"Don't like it? Just fork it!" is a variant I see a lot in the FOSS world. It's equally pernicious in my view. Either you end up maintaining your own fork that nobody uses (and who wants to do that) or the fork is successful and half the community starts hating you for causing more fragmentation. Perhaps the most recent example of this I can think of is neovim, though in the language world python 2 vs 3 is so infamous that people have started hating the entire community from the outside.

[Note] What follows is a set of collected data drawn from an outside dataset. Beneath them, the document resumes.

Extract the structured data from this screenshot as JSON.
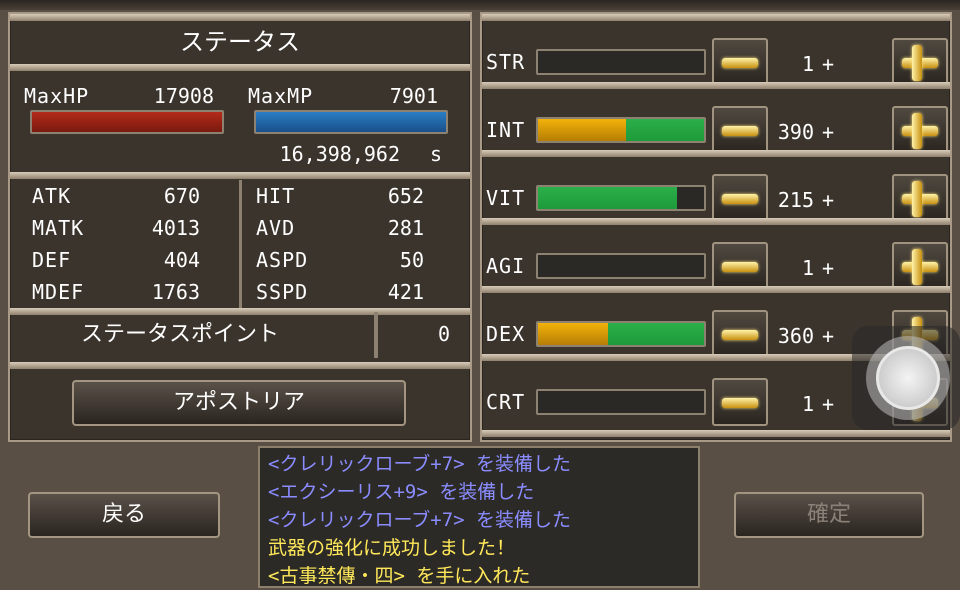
{
  "status_panel": {
    "title": "ステータス",
    "maxhp_label": "MaxHP",
    "maxhp_value": "17908",
    "maxmp_label": "MaxMP",
    "maxmp_value": "7901",
    "hp_fill": 1.0,
    "mp_fill": 1.0,
    "hp_color": "#b32a1a",
    "mp_color": "#2a7ec4",
    "time_value": "16,398,962",
    "time_unit": "s",
    "stats": [
      {
        "label": "ATK",
        "value": "670"
      },
      {
        "label": "MATK",
        "value": "4013"
      },
      {
        "label": "DEF",
        "value": "404"
      },
      {
        "label": "MDEF",
        "value": "1763"
      }
    ],
    "stats_right": [
      {
        "label": "HIT",
        "value": "652"
      },
      {
        "label": "AVD",
        "value": "281"
      },
      {
        "label": "ASPD",
        "value": "50"
      },
      {
        "label": "SSPD",
        "value": "421"
      }
    ],
    "points_label": "ステータスポイント",
    "points_value": "0",
    "class_button": "アポストリア"
  },
  "attributes": [
    {
      "label": "STR",
      "value": "1",
      "yellow": 0,
      "green": 0
    },
    {
      "label": "INT",
      "value": "390",
      "yellow": 0.53,
      "green": 0.47
    },
    {
      "label": "VIT",
      "value": "215",
      "yellow": 0,
      "green": 0.84
    },
    {
      "label": "AGI",
      "value": "1",
      "yellow": 0,
      "green": 0
    },
    {
      "label": "DEX",
      "value": "360",
      "yellow": 0.42,
      "green": 0.58
    },
    {
      "label": "CRT",
      "value": "1",
      "yellow": 0,
      "green": 0
    }
  ],
  "plus_suffix": "+",
  "colors": {
    "yellow": "#f2b20a",
    "green": "#1e9a3a",
    "log_blue": "#8a8cff",
    "log_yellow": "#ffe85a"
  },
  "footer": {
    "back_button": "戻る",
    "confirm_button": "確定"
  },
  "log": [
    {
      "text": "<クレリックローブ+7> を装備した",
      "color": "blue"
    },
    {
      "text": "<エクシーリス+9> を装備した",
      "color": "blue"
    },
    {
      "text": "<クレリックローブ+7> を装備した",
      "color": "blue"
    },
    {
      "text": "武器の強化に成功しました！",
      "color": "yellow"
    },
    {
      "text": "<古事禁傳・四> を手に入れた",
      "color": "yellow"
    }
  ]
}
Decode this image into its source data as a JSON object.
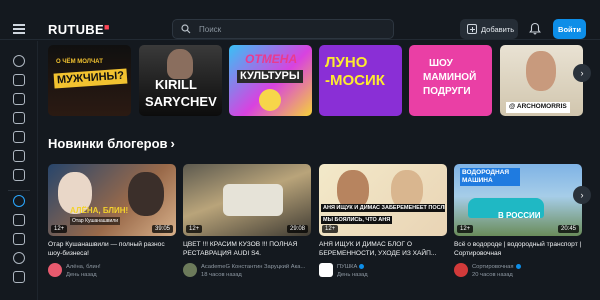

All of this says to me that Zig is taking the wrong approach. Making highly controversial, opinionated features the standard with no way to opt out just leads to these endless debates. Languages (or any tools, for that matter) that stay out of the debate and just give everyone a flag tend to have much more welcoming communities.
I agree with a lot of this, in terms of the polarization and tribalism, which is often the result. Unfortunately, there is little that can be usually done, except use other programming languages (which are more agreeable) or fork/make your own.
Yeah, it's just really frustrating when a language like Zig comes along. It does so many things right and seems to have a really good philosophy. But then it includes some highly opinionated "features" that make it a non-starter for so many people who could otherwise benefit from it.
All of this says to me that Zig is taking the wrong approach. Making highly controversial, opinionated features the standard with no way to opt out just leads to these endless debates. Languages (or any tools, for that matter) that stay out of the debate and just give everyone a flag tend to have much more welcoming communities.